The agent path is unchanged. An MCP client that sends application/json or text/event-stream gets exactly what it expects, including the SSE stream and the JSON-RPC responses. Nothing about the protocol is altered. The HTML response is purely a second representation of the same resource.
The OAuth angle
There is a subthread on the Hacker News post about RFC 9728 protected resource metadata and the awkward state of OAuth discovery in MCP. An install page is the natural place to land this.
When a browser hits a gated MCP server we render the install page and offer to start the OAuth flow. When an MCP client hits the same URL without credentials we return 401 with a WWW-Authenticate header pointing at the resource metadata document, which is what the spec asks for. Same URL, three audiences served, no extra hops.
Why a second URL is worse
The “purer” REST move is to return 303 See Other on Accept: text/html and redirect to a separate /install route. We tried that. It is fine, but it loses in practice for a few reasons.
Redirects get stripped, cached, and rewritten by link previewers, chat clients, and corporate proxies. The URL someone pastes is the URL someone shares, and you want that URL to render something sensible without an intermediate hop. A 303 also means you now have two URLs to think about, two things to keep deployed, and two surfaces to keep in sync when the tool list changes.

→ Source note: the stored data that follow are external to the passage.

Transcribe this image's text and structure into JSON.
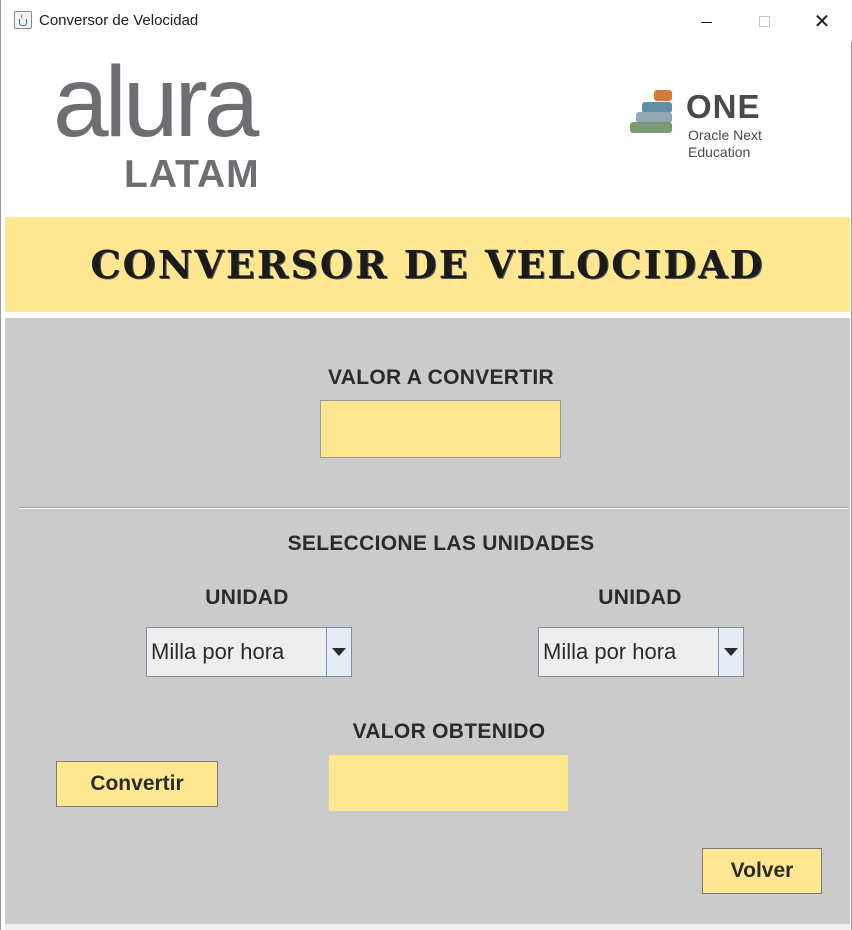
{
  "window": {
    "title": "Conversor de Velocidad",
    "icon": "java-cup-icon"
  },
  "header": {
    "alura_logo": {
      "main": "alura",
      "sub": "LATAM"
    },
    "one_logo": {
      "main": "ONE",
      "line1": "Oracle Next",
      "line2": "Education"
    }
  },
  "banner": {
    "title": "CONVERSOR DE VELOCIDAD"
  },
  "form": {
    "input_label": "VALOR A CONVERTIR",
    "input_value": "",
    "units_heading": "SELECCIONE LAS UNIDADES",
    "from_unit_label": "UNIDAD",
    "from_unit_value": "Milla por hora",
    "to_unit_label": "UNIDAD",
    "to_unit_value": "Milla por hora",
    "result_label": "VALOR OBTENIDO",
    "result_value": "",
    "convert_button": "Convertir",
    "back_button": "Volver"
  },
  "colors": {
    "accent_yellow": "#ffe791",
    "panel_grey": "#cbcbcb",
    "logo_grey": "#6d6e71"
  }
}
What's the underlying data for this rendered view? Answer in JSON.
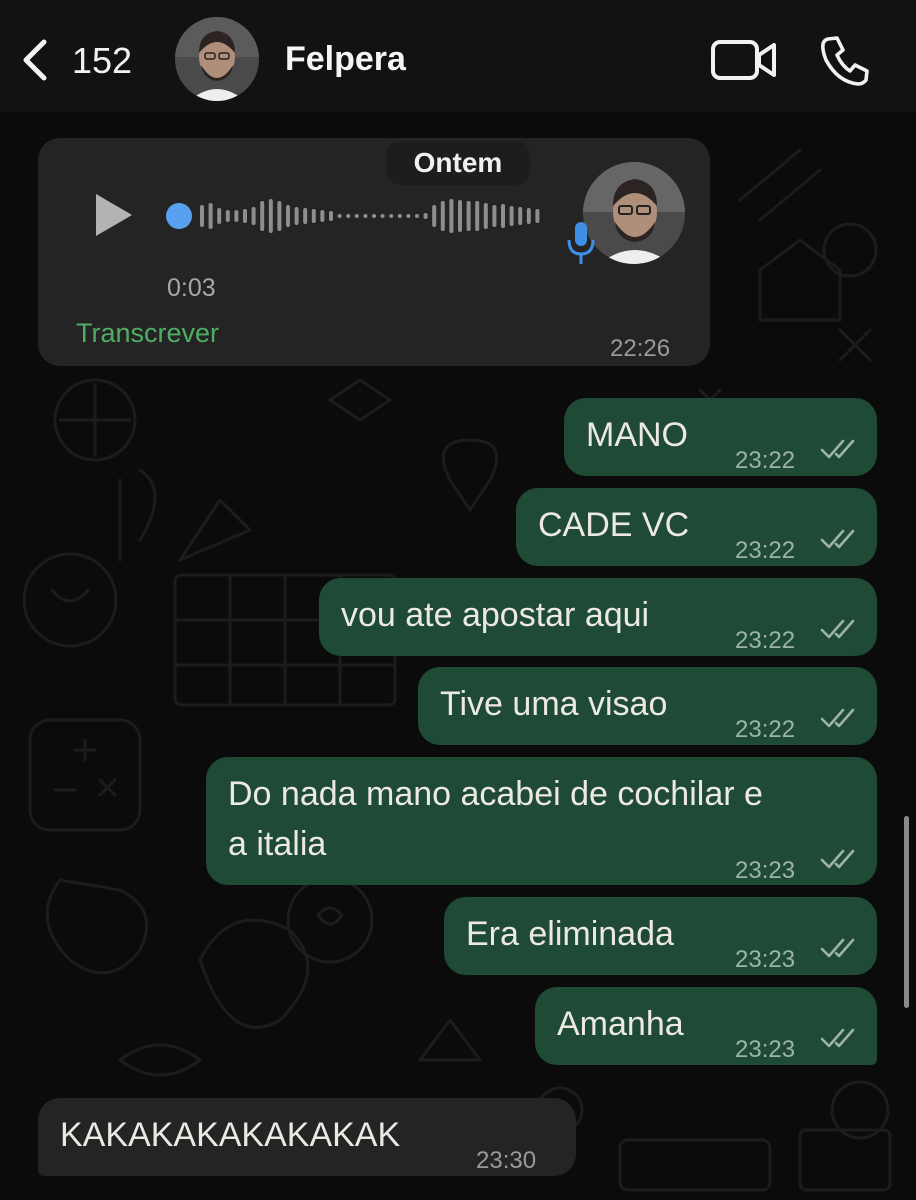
{
  "header": {
    "back_count": "152",
    "contact_name": "Felpera"
  },
  "date_divider": "Ontem",
  "voice_message": {
    "duration": "0:03",
    "transcribe_label": "Transcrever",
    "time": "22:26"
  },
  "messages": [
    {
      "direction": "out",
      "text": "MANO",
      "time": "23:22"
    },
    {
      "direction": "out",
      "text": "CADE VC",
      "time": "23:22"
    },
    {
      "direction": "out",
      "text": "vou ate apostar aqui",
      "time": "23:22"
    },
    {
      "direction": "out",
      "text": "Tive uma visao",
      "time": "23:22"
    },
    {
      "direction": "out",
      "text_line1": "Do nada mano acabei de cochilar e",
      "text_line2": "a italia",
      "time": "23:23"
    },
    {
      "direction": "out",
      "text": "Era eliminada",
      "time": "23:23"
    },
    {
      "direction": "out",
      "text": "Amanha",
      "time": "23:23"
    },
    {
      "direction": "in",
      "text": "KAKAKAKAKAKAKAK",
      "time": "23:30"
    }
  ],
  "icons": {
    "back": "chevron-left-icon",
    "video": "video-camera-icon",
    "call": "phone-icon",
    "play": "play-icon",
    "mic": "microphone-icon",
    "read": "double-check-icon"
  },
  "colors": {
    "outgoing_bubble": "#1f4a36",
    "incoming_bubble": "#242424",
    "transcribe_link": "#4fae63",
    "mic_blue": "#3f8fe6"
  }
}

Content negotiation on the same URL avoids all of that. The protocol response and the human response are two views of one resource, which is exactly what HTTP was designed for.
A small ask of the spec
The MCP spec does not say anything about what should happen when a browser hits a server URL. It probably should. A SHOULD recommending content-negotiated HTML on GET with Accept: text/html would cost nothing to implementers who do not want it, would set a sensible default for everyone else, and would make the protocol feel substantially less hostile to anyone who is encountering it for the first time.
In the meantime, if you ship an MCP server, give it an install page. If you ship one on Speakeasy, you already have one.